Jugé à l’aune des revendications traditionnelles d’autonomie du Québec, l’accord du Lac Meech péchait par modestie. Cinq conditions* seulement. Un amuse-gueule, annonçaient Bourassa et son ministre des Affaires constitutionnelles Gil Rémillard, qui prévoyaient qu’au « deuxième tour », dans une étape à venir, on parlerait de la vraie question : les pouvoirs qui devaient dessiner l’autonomie du Québec au sein d’un Canada redéfini. Meech était le ticket d’entrée pour le match canadien, donc, et pour la série finale qui suivrait.
Voilà pour le discours. La stratégie était autre.
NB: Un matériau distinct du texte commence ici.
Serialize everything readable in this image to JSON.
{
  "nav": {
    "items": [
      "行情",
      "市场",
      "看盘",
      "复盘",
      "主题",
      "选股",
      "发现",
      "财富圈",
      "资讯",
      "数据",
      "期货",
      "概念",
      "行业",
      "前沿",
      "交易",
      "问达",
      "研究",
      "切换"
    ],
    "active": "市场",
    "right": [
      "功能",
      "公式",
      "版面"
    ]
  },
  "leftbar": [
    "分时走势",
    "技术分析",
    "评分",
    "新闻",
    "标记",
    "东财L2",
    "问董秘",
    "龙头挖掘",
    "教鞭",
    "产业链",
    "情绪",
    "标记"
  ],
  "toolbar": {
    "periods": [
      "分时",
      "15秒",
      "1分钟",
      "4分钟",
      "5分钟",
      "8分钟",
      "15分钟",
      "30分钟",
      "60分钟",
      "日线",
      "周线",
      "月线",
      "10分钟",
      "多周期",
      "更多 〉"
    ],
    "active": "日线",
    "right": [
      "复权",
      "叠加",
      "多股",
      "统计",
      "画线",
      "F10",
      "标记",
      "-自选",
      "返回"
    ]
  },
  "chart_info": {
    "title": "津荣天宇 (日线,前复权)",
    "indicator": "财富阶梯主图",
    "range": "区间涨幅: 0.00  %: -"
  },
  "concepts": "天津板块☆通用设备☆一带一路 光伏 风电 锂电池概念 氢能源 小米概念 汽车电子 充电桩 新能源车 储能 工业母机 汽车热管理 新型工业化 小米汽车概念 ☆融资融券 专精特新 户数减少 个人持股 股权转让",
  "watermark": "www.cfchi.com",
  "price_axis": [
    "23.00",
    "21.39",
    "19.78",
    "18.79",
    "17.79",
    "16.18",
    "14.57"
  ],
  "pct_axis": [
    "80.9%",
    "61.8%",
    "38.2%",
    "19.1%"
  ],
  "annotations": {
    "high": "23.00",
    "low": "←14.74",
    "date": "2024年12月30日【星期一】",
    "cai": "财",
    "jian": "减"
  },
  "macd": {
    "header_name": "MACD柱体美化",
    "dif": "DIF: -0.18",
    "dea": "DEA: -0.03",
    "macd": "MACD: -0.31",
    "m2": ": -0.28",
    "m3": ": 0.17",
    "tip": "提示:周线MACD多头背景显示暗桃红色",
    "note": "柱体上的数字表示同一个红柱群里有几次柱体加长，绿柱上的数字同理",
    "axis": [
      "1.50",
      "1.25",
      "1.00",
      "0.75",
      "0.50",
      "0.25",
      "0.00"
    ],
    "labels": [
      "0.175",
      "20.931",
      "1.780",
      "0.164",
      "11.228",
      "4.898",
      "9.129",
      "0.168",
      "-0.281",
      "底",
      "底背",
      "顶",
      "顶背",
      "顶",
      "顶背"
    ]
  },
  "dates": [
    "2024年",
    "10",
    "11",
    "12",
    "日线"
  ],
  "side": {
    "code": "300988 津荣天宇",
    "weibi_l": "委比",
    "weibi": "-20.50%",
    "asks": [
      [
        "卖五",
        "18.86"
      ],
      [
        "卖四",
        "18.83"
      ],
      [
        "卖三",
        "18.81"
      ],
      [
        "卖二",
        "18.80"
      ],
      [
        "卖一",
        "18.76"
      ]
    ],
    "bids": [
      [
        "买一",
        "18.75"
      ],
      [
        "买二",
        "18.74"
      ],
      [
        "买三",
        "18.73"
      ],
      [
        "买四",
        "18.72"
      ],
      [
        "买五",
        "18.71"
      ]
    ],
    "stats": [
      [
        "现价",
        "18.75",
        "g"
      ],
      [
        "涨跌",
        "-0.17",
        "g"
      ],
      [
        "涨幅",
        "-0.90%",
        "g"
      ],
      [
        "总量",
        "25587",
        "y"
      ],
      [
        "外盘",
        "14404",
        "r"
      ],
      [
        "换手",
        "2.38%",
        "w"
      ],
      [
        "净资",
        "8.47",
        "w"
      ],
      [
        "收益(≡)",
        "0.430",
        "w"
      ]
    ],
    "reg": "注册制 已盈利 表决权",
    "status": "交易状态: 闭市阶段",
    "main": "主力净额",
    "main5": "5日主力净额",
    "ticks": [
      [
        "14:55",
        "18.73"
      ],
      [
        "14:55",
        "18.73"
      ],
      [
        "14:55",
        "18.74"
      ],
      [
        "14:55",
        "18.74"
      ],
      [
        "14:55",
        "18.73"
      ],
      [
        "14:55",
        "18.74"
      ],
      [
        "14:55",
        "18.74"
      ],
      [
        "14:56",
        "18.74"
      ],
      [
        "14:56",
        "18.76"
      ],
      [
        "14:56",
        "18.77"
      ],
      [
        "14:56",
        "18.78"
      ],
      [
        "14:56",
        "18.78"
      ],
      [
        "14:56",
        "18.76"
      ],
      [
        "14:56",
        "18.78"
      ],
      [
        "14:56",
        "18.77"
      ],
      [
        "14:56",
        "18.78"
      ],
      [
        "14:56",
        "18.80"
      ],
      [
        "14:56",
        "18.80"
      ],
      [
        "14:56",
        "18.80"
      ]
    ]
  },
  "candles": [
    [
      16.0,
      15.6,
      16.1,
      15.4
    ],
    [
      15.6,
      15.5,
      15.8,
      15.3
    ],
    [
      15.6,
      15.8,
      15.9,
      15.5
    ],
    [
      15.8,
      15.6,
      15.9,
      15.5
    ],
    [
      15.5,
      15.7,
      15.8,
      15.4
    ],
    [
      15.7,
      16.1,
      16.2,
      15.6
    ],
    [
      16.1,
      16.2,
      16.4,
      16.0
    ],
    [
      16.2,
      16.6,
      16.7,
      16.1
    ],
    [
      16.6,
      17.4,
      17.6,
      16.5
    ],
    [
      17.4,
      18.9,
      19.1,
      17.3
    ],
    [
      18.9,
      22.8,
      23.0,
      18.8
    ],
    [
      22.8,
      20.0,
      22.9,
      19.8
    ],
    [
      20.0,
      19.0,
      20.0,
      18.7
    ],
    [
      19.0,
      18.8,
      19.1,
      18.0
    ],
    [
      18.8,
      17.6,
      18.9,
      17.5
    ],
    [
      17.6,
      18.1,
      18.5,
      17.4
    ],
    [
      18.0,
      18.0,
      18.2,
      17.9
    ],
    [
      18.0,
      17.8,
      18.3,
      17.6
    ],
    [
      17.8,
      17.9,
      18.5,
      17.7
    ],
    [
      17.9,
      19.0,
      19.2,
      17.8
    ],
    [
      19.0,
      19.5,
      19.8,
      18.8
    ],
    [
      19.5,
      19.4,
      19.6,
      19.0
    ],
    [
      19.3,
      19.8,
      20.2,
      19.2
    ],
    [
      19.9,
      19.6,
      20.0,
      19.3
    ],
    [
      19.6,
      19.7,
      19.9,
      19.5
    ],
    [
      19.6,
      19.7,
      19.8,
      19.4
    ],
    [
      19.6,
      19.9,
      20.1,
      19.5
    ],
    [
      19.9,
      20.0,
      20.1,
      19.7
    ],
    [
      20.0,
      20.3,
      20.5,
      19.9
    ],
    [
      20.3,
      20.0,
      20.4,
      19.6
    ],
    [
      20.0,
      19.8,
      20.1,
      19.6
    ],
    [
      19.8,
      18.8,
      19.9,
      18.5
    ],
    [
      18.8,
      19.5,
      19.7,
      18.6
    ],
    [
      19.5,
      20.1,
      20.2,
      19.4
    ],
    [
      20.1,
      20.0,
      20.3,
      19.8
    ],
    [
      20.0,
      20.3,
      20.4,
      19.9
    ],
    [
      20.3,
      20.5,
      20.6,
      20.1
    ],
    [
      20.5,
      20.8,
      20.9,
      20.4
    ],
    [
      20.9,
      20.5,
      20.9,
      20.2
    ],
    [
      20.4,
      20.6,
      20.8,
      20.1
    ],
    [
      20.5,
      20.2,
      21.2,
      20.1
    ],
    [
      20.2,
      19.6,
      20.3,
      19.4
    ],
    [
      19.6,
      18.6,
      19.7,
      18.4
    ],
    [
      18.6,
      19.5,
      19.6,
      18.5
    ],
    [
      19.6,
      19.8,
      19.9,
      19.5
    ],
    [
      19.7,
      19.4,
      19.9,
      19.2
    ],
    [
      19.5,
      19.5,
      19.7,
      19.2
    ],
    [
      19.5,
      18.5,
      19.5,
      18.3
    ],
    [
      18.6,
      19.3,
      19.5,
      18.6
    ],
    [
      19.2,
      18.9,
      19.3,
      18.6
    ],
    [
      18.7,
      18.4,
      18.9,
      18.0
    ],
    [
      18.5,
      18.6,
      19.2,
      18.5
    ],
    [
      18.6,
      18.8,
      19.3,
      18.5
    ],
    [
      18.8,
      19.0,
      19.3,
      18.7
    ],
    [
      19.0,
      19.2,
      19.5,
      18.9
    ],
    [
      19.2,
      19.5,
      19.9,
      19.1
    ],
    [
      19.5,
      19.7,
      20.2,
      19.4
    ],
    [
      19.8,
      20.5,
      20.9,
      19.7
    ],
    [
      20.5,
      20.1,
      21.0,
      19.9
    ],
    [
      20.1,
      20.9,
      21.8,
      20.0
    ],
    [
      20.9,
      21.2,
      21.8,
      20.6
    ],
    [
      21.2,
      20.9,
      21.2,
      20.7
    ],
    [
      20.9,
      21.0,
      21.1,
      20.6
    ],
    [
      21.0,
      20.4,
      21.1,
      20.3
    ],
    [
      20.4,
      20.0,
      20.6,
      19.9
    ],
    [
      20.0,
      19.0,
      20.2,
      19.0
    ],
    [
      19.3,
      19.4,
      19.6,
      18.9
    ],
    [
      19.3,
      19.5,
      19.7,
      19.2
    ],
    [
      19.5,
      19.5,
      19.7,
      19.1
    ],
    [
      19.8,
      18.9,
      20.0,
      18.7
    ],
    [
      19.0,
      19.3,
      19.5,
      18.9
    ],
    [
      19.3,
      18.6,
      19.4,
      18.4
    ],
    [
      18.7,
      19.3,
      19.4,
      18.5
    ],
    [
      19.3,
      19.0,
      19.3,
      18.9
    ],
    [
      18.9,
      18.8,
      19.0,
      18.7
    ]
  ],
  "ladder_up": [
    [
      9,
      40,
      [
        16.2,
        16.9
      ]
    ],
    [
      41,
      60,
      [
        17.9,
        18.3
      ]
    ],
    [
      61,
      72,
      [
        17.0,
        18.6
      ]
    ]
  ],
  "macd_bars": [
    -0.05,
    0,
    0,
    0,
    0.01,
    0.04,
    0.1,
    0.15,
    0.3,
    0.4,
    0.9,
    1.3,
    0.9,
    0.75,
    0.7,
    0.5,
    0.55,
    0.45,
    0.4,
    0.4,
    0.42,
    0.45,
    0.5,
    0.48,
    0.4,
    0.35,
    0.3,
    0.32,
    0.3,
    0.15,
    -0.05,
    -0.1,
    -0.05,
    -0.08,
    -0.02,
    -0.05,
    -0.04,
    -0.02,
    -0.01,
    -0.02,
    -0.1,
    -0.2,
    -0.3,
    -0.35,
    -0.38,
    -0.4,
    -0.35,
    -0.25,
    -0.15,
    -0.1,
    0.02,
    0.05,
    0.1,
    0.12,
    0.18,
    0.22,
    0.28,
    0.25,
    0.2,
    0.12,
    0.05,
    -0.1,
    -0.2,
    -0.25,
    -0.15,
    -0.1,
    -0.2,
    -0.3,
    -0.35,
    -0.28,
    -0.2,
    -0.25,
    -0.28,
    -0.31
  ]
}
Au moment de formuler ces conditions minimalistes, en mai 1986, «le Québec n’était pas en position de force», confie Bourassa. La province se relevait de la crise économique, la population, politiquement épuisée par le référendum de 1980, avait peu réagi au rapatriement unilatéral de Trudeau — « je ne me souviens pas d’avoir vu 200 000 personnes dans les rues », ajoute-t-il. Quant à la mouvance indépendantiste, épouvantail indispensable lorsqu’il s’agit de faire bouger le Canada anglais, on ne pouvait distinguer si elle hibernait ou agonisait.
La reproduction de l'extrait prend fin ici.